Office Speak: "Sharpen Your Pencil"

I’ve decided that it’s time to call out some of the Office Speak that I hear every day, and thought I would start with this one:

You need to sharpen your pencil

The context for this phrase is almost exclusively negotiations. It’s normally used as a way of saying that the cost of something needs to be reduced.

I suspect that the history of the phrase has got something to do with people going back to look at a set of costs trying to decide which ones are reduced or removed. Traditionally you’d do that with a pencil, or pen and a pencil.

In these days of spreadsheets the phrase seems a bit outdated and increasingly irrelevant, yet it’s use seems to be blossoming. This phrase is not unique in Office Speak in this regard – does anyone know why it’s a benchmark?

The use of phrases like this fascinate me. It’s clearly just as easy to say “reduce your price” as it is to say “sharpen your pencil” so it’s use has got nothing to do with creating a shorthand. I suspect that continued use has more to do with the emotional response of painting a picture; “Sharpen your pencil” sounds more dramatic than “reduce your price”.

What’s your emotional response to this phrase?

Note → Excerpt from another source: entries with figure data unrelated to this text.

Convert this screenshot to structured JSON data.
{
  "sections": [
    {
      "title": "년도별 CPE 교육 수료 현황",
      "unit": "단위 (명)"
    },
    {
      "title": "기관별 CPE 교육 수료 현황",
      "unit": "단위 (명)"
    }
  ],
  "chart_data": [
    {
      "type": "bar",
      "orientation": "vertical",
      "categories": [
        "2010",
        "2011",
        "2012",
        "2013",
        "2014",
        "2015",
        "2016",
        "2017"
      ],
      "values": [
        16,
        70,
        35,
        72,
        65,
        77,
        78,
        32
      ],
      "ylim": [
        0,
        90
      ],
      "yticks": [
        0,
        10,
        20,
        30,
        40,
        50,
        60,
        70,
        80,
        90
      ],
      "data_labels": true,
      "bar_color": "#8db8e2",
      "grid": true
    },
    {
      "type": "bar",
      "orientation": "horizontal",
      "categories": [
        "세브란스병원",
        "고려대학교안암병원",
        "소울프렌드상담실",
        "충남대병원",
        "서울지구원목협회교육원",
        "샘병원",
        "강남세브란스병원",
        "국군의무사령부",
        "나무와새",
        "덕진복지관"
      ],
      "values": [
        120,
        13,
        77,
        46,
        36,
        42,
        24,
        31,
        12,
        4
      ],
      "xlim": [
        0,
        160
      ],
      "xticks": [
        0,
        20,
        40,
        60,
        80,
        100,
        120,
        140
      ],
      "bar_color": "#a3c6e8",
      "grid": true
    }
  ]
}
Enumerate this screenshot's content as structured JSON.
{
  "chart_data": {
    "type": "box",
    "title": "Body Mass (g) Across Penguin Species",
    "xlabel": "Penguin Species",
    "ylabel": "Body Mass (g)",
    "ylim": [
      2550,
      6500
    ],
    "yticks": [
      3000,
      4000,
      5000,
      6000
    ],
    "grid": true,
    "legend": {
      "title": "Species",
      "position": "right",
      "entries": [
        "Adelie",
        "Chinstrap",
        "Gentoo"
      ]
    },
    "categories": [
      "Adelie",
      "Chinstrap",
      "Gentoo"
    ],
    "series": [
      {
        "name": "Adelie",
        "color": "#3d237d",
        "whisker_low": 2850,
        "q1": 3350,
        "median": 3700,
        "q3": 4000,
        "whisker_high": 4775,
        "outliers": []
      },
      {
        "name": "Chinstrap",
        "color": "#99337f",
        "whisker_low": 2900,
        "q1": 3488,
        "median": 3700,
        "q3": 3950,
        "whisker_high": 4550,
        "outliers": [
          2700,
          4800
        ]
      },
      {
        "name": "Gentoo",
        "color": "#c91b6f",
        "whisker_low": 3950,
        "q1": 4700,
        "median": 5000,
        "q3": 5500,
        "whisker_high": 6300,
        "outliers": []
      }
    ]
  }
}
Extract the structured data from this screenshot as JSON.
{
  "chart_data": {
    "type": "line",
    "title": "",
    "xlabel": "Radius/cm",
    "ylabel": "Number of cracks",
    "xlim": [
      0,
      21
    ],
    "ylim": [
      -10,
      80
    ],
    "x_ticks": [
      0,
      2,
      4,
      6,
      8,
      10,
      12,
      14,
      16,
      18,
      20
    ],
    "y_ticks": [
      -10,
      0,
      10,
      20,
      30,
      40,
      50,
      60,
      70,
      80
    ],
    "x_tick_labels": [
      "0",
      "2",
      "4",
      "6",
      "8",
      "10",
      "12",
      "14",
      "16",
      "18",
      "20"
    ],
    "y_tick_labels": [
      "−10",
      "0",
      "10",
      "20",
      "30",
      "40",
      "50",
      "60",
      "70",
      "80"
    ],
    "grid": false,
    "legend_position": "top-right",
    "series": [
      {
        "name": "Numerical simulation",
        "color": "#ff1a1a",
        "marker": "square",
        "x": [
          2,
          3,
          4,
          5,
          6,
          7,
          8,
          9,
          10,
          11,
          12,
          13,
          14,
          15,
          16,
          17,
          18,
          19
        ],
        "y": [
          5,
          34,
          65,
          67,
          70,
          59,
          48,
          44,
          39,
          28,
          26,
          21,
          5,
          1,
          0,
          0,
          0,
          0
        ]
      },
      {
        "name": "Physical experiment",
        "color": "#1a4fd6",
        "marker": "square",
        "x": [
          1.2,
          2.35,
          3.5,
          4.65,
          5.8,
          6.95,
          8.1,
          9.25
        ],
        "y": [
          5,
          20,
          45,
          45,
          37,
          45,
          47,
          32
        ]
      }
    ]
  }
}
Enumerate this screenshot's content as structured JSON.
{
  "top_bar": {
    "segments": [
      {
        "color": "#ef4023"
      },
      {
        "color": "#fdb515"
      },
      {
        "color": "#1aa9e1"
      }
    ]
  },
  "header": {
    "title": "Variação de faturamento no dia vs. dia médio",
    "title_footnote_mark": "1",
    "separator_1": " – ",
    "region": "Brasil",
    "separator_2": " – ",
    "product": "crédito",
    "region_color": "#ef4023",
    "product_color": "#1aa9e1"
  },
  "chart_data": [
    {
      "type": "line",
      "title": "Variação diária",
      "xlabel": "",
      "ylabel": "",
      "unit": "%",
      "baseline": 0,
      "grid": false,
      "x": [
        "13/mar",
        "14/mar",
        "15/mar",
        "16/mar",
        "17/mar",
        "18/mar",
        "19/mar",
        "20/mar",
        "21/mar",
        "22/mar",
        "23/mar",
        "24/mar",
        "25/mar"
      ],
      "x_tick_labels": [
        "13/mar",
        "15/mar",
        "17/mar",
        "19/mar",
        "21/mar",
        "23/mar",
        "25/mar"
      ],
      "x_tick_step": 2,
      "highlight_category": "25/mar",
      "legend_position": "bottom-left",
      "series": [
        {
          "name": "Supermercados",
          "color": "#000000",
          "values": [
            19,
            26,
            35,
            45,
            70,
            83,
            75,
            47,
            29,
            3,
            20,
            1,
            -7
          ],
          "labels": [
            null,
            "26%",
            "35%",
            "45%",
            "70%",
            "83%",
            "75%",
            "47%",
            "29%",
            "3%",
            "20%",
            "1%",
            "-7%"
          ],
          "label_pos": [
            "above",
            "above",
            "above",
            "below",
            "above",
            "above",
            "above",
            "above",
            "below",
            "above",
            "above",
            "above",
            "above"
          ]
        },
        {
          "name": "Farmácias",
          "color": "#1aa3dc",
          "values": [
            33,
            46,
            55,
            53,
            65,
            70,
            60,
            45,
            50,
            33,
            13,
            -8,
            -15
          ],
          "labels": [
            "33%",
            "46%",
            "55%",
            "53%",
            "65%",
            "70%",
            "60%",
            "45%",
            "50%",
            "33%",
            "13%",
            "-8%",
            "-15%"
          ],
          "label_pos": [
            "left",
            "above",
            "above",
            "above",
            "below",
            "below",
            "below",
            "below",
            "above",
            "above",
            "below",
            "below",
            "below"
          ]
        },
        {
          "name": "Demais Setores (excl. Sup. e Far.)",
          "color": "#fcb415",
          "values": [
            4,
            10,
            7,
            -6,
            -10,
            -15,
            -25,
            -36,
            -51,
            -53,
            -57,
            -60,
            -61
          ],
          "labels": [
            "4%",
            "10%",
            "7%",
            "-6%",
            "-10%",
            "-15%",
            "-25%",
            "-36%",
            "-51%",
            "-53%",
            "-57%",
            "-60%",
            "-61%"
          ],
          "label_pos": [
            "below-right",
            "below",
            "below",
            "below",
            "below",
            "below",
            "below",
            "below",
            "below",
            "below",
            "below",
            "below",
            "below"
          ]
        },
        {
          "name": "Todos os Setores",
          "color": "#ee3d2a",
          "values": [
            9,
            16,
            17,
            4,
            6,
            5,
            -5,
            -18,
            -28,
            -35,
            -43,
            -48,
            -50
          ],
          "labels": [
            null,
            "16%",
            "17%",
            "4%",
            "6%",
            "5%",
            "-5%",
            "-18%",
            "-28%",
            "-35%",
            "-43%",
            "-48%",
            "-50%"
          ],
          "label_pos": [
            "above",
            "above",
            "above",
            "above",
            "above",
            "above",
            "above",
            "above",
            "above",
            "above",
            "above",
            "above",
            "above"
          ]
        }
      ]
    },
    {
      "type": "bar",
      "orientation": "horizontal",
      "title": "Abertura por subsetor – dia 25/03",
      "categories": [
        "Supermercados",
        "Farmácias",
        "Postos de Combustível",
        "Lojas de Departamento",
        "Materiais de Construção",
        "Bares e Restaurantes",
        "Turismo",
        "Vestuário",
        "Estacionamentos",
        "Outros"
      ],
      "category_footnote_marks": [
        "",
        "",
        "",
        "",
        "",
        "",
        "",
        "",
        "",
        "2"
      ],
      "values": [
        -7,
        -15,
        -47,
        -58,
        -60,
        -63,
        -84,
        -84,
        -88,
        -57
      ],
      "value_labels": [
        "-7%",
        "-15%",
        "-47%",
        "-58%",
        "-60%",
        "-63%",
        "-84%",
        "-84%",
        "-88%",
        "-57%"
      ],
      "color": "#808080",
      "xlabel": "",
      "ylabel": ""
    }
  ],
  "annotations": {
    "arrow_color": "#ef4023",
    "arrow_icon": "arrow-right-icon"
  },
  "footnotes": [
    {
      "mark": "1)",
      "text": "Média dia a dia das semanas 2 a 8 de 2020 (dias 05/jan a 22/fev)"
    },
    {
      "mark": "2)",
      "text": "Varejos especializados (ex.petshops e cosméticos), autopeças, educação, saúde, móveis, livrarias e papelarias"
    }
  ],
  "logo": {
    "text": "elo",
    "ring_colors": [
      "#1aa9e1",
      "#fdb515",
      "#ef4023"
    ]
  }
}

8 thoughts on “Office Speak: "Sharpen Your Pencil"”

  1. I reflexively thought it meant something like “make yourself smarter” or “restructure your mind.” That would be a far better use of the phrase in my humble opinion.


  2. I’m in my fifties. The expression has always had a connection with a lower price. I’ve been told that I’d need to sharpen my pencil…and I’ve told people they would need to sharpen theirs. The origin must tie to how we used to calculate pricing and margins after lengthy discussions using…pencil and paper.